For years and years I sat and watched the world ignore the possibilities of the e-book, until Amazon finally put together a sales/hardware package in the Kindle that was commercially viable. (I ordered my first Kindle the week they came out.) So I don’t resent their market-domination as much as others might—they were the ones who took the big risk and made the crucial investments. That said… So long as the readers are incompatible with each other, the market is going to be screwy from the point of view of we authors. As I said above, instead of one homogenous reader-base there are now a series of device-loyal "islands" of readers. Each one must be won over separately.

Is there any important question I forgot to ask, what is it, and what would your answer be?
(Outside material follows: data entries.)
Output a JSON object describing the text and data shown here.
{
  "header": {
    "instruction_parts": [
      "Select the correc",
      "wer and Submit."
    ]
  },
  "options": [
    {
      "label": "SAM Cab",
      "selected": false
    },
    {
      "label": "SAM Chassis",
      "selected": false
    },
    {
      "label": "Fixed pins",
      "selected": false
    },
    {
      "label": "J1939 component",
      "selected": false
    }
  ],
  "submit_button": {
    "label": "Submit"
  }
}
Heh! I’ll just close by saying that quality always pays off in the end. Mediocre books simply will not sell in such a competitive environment. Learn to write tight, well-structured and emotionally-powerful prose, and the checks will someday come rolling in.

NO COMMENTS

  1. This author is trying to tell us how to do our own business. The fact is that I have always priced my ebooks low, at less than a third the print price. Yet in the last year the bulk of my sales came from Apple and Barnes & Noble, not Amazon. He is mistaken if I am going to go back to Amazon anytime soon. His case is rare, while the majority of ebook authors earn far less than he does, and at times are inconvenienced by Amazon’s price matching practices. It decides when a book will sell, not the author, and will push prices down below cost to achieve its own ends, which do not benefit the author. I don’t care about his support of Amazon, when it happens to him, he will know what I mean.